Although the exact cause of Asperger syndrome is not known, current research points to genetic changes that occur during a baby's development in the womb. Asperger syndrome tends to run in families, and researchers are trying to identify genes that may be passed down through the generations. Special types of brain images taken of children with the condition show that certain areas of their brains develop and function differently from those of children without the condition. Asperger syndrome is not caused by bad parenting.
No specific test is available to diagnose Asperger syndrome. Symptoms usually cause parents and doctors to suspect the problem. Diagnosis may start with developmental screening during a well-child or well-baby exam at the doctor's office.
These are behaviors that may suggest Asperger syndrome in a young child:
Failure to make eye contact
Failure to respond to his or her name
Not making gestures like pointing or waving
Having little interest in playing with other children
Showing unusually repetitive movements or behaviors
Delayed motor skills and lack of coordination
When Asperger syndrome is suspected, a team of medical providers will evaluate your child before making a diagnosis. The team may include a pediatrician, a neurologist, a mental health specialist, and a speech and language specialist. If Asperger syndrome is confirmed, they will help set up a program to help your child learn how to interact with other children and adults.

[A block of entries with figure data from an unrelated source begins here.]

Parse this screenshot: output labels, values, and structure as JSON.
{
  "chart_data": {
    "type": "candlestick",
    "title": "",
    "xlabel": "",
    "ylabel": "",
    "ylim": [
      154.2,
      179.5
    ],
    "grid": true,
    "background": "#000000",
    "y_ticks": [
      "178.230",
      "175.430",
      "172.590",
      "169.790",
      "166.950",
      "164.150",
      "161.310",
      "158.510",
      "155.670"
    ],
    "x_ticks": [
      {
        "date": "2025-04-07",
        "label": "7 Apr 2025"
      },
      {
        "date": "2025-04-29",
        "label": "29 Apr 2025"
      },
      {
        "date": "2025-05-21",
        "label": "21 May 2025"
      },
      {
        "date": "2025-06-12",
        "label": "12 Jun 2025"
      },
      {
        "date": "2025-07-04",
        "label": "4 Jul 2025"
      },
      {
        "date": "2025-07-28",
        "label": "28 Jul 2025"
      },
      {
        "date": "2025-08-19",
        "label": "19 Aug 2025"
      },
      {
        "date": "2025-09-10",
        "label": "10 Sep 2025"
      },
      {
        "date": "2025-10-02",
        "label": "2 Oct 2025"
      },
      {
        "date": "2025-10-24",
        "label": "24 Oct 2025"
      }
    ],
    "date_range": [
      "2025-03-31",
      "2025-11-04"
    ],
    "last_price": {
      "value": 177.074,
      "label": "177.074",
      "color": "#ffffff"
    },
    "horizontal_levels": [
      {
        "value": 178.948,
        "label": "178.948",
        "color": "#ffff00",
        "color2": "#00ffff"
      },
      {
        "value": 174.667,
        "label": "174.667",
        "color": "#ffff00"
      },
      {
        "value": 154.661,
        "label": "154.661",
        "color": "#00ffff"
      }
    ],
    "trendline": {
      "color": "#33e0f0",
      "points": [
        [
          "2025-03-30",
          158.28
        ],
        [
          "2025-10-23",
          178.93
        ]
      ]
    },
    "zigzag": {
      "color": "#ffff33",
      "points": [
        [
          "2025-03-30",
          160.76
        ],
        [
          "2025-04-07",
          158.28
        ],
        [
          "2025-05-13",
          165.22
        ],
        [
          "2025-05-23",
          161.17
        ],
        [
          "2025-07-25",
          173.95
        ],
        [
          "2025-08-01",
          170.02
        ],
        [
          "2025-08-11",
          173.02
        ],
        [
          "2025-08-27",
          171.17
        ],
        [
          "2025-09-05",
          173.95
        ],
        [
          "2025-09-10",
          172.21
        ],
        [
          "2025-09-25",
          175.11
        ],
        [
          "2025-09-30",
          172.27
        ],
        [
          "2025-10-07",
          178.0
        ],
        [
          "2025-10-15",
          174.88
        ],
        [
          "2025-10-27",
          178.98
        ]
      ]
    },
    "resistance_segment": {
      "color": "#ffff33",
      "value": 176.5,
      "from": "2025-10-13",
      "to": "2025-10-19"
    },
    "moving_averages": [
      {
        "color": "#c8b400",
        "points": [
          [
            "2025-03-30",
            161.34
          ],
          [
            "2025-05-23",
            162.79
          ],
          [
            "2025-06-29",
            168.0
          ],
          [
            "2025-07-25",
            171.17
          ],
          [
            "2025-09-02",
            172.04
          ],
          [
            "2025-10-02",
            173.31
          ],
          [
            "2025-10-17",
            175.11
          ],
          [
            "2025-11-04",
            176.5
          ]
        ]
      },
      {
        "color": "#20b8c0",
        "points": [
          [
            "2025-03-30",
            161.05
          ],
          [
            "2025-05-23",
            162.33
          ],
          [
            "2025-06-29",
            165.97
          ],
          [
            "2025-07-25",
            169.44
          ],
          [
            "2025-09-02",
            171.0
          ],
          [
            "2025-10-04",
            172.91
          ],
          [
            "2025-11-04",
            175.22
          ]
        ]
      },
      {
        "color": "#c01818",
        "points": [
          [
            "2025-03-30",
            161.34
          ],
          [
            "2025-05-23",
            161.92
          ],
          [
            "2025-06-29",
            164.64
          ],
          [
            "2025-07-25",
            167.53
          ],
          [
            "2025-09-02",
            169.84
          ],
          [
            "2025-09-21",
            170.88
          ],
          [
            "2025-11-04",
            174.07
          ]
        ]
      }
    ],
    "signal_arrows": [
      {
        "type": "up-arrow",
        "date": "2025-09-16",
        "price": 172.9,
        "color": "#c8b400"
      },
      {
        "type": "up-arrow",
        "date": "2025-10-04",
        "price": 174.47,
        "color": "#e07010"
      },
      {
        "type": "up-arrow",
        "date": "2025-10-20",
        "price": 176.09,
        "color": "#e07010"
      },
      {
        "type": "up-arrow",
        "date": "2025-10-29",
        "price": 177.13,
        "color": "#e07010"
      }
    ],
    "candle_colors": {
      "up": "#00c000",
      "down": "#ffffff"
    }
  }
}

Here are types of therapy that children with Asperger syndrome may receive:
Social skills training to teach them how to play and interact with other children
Cognitive behavioral therapy to help them learn how to deal with their feelings and avoid obsessive interests and repetitive behaviors
Speech and language therapy to show them how to speak more normally
Occupational therapy to teach them how to use their bodies less awkwardly
Education and support to help parents learn how to manage Asperger syndrome at home
With early diagnosis and proper treatment, youngsters can learn to cope and manage Asperger syndrome. Adults with the condition often need continuing care and support, but many are able to lead independent and successful lives.